I know this scrap of paper probably doesn’t exist. I know I’m projecting far too much onto their work. But I find comfort in the idea of an endlessly unknowable, endlessly fascinating past. In single moments that were impossibly good, and the goodness is unshakable no matter what comes next. I read through the same few books because they warm me, warm me like the glow from neighbor’s windows as we walked through our neighborhood at night, and I said the window’s light was as yellow as butter and she said, “that’s a nice way to put it”, and I didn’t tell her I was quoting an Eavon Boland poem because I was still trying to impress her five years in. The light still shines in that memory, and I can join it to all these other lights, and they’ll guide me through the dark like a constellation floating above me, like Orion floated above us on that first November night when I told her I’d remember all these silly things- where Orion was in the sky, the glint of the license plate of her parents car, the feeling of the cold car hood freezing through my jeans- remember all of them because they were in my periphery when she kissed me. That’s another nice glow, and no matter what I don’t want it to go away.

It’s silly to try to avoid the past, as silly as trying to live in it—because the visions and moments aren’t going to go away, they are going to stay and resonate no matter what you do. you can’t expand them, you can’t ever fully understand them. they are just there, lighting up the edges. I’ve got silly, small memories that are equally hardbound. One time, after band practice, my friends and I bought a 3 pound bag of Peach-O’s from Grocery Outlet, and ate it together while walking to Arby’s. I can still feel the harshness on my teeth, and remember how the next morning it felt like my belly was filled with boney hands all clumsily shuffling cards. And I can still remember a third grade show and tell, where we were all supposed to share something special, and Katie Desment said, “My mom has a new boyfriend and she said that when they’re together it’s like her stomach is filled with fireworks.” And there was a slight pause, then Brian Walz shared his collection of forks with state seals on the handles. I don’t know the significance of this moment, but it occupies as much space in my head as any birthday or funeral or Christmas.

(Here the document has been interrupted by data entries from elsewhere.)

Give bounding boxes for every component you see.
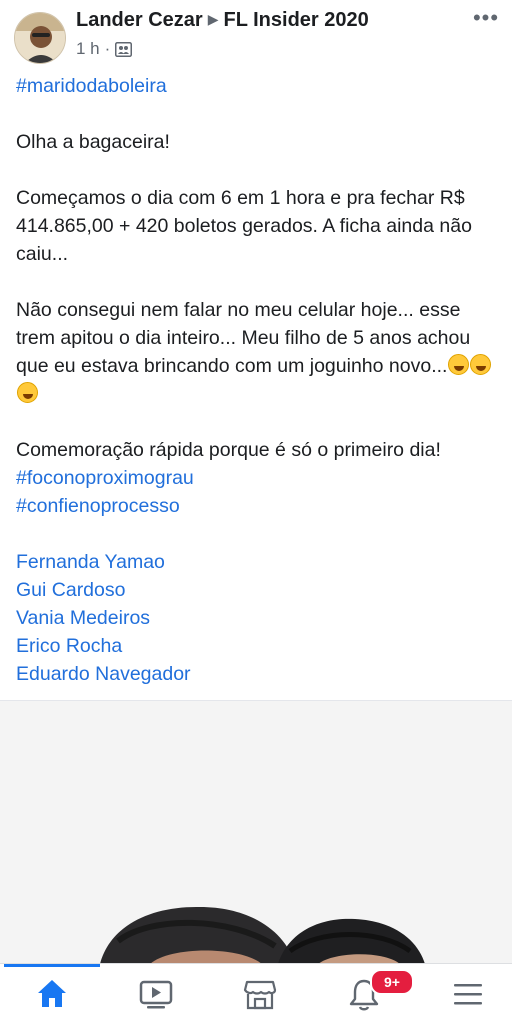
facebook-post-screen: Lander Cezar ▶ FL Insider 2020 1 h · ••• #… (0, 0, 512, 1024)
home-icon[interactable] (32, 974, 72, 1014)
paragraph-2: Começamos o dia com 6 em 1 hora e pra fe… (16, 187, 472, 265)
laughing-emoji-icon (17, 382, 38, 403)
video-icon[interactable] (136, 974, 176, 1014)
author-name[interactable]: Lander Cezar (76, 9, 203, 31)
author-group-line: Lander Cezar ▶ FL Insider 2020 (76, 9, 369, 32)
post-photo[interactable] (0, 701, 512, 964)
active-tab-indicator (4, 964, 100, 967)
post-body: #maridodaboleira Olha a bagaceira! Começ… (16, 72, 501, 688)
mention-link[interactable]: Eduardo Navegador (16, 660, 501, 688)
menu-icon[interactable] (448, 974, 488, 1014)
laughing-emoji-icon (470, 354, 492, 375)
group-icon (115, 41, 133, 57)
marketplace-icon[interactable] (240, 974, 280, 1014)
hashtag-link[interactable]: #maridodaboleira (16, 72, 501, 100)
post-meta: 1 h · (76, 39, 133, 59)
author-avatar[interactable] (14, 12, 66, 64)
right-triangle-icon: ▶ (207, 11, 219, 27)
mention-link[interactable]: Vania Medeiros (16, 604, 501, 632)
hashtag-link[interactable]: #confienoprocesso (16, 492, 501, 520)
group-name[interactable]: FL Insider 2020 (224, 9, 369, 31)
paragraph-4: Comemoração rápida porque é só o primeir… (16, 439, 441, 461)
notification-badge: 9+ (370, 969, 414, 995)
paragraph-1: Olha a bagaceira! (16, 131, 170, 153)
post-time[interactable]: 1 h (76, 39, 100, 59)
hashtag-link[interactable]: #foconoproximograu (16, 464, 501, 492)
photo-image (0, 701, 512, 964)
more-options-icon[interactable]: ••• (472, 7, 500, 32)
paragraph-3-block: Não consegui nem falar no meu celular ho… (16, 296, 501, 408)
paragraph-4-block: Comemoração rápida porque é só o primeir… (16, 436, 501, 520)
laughing-emoji-icon (448, 354, 470, 375)
mention-link[interactable]: Gui Cardoso (16, 576, 501, 604)
avatar-image (15, 13, 65, 63)
paragraph-3: Não consegui nem falar no meu celular ho… (16, 299, 471, 377)
mention-link[interactable]: Erico Rocha (16, 632, 501, 660)
mention-link[interactable]: Fernanda Yamao (16, 548, 501, 576)
mentions-list: Fernanda Yamao Gui Cardoso Vania Medeiro… (16, 548, 501, 688)
bottom-tab-bar (0, 963, 512, 1024)
hashtag-top-block: #maridodaboleira (16, 72, 501, 100)
post-header: Lander Cezar ▶ FL Insider 2020 1 h · ••• (0, 0, 512, 70)
meta-separator: · (104, 39, 111, 58)
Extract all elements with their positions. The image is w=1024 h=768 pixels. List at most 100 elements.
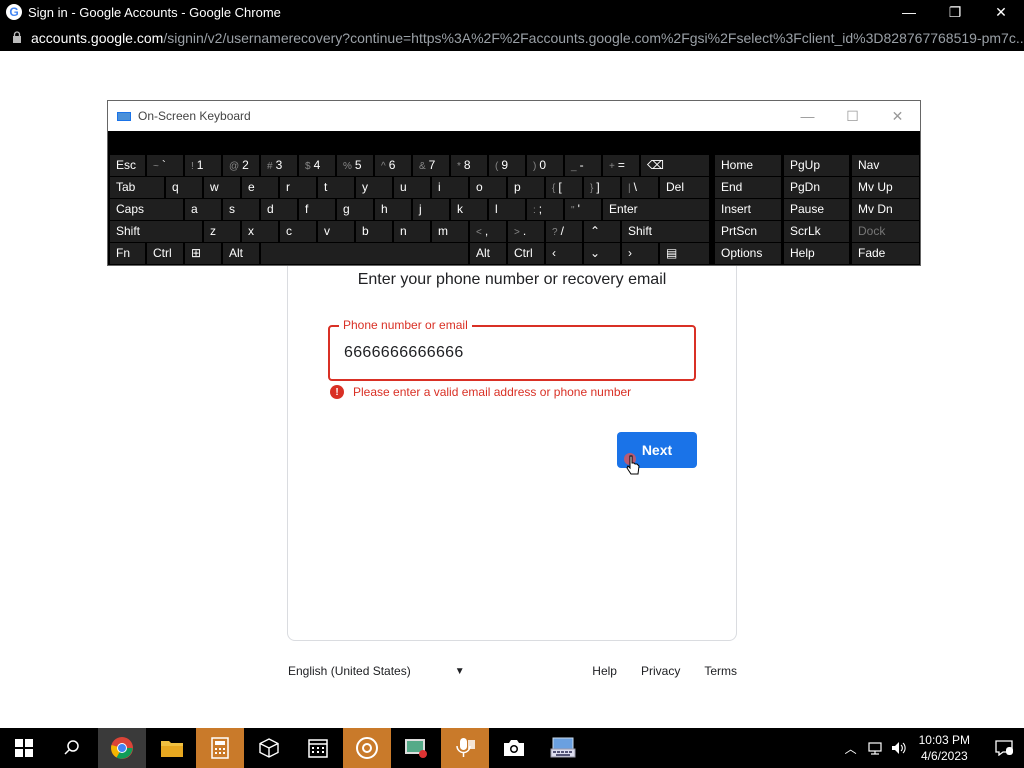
key-tab[interactable]: Tab [110,177,164,198]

And I think these are just the moments when our hearts are sounding the loudest, when our eyes vibrate. when our bodies tell us something significant before the rest of us understands, but we know we have to write it down. I realize the only way I’d get happy is to build up more of these moments. New friends whose conversations make me woozy. New fond memories— like going to comedy night and hearing my friend’s set where he just listed numbers, but phrased in a way that made me laugh till I thought I would vomit. Or walking home from watching movies on the West Side and New Order’s “Your Silent Face” came on and it was such a perfect song at the perfect time of winter at the perfect time of night that it made me feel as giant and bouncy as my shadow, stretching out to the lamp pole across the street. I would build up these scenes then go home to my watch tower, rest, and watch the glow spread past the treeline, taking up everything with it, crackling the pillars.

And I’ve been reading a lot more. Same old stuff, of course, but I’m also discovering a lot of new favorite authors, whose dream journals and early high school writing I now want to read. I’ve been picking up these books like crazy, and realized I’d need a lot more space. So I got a new bookshelf. And there’s all this crazy, unnecessary emotional stuff attached to the purchase, but all I’m trying to tell you is it’s a really nice shelf.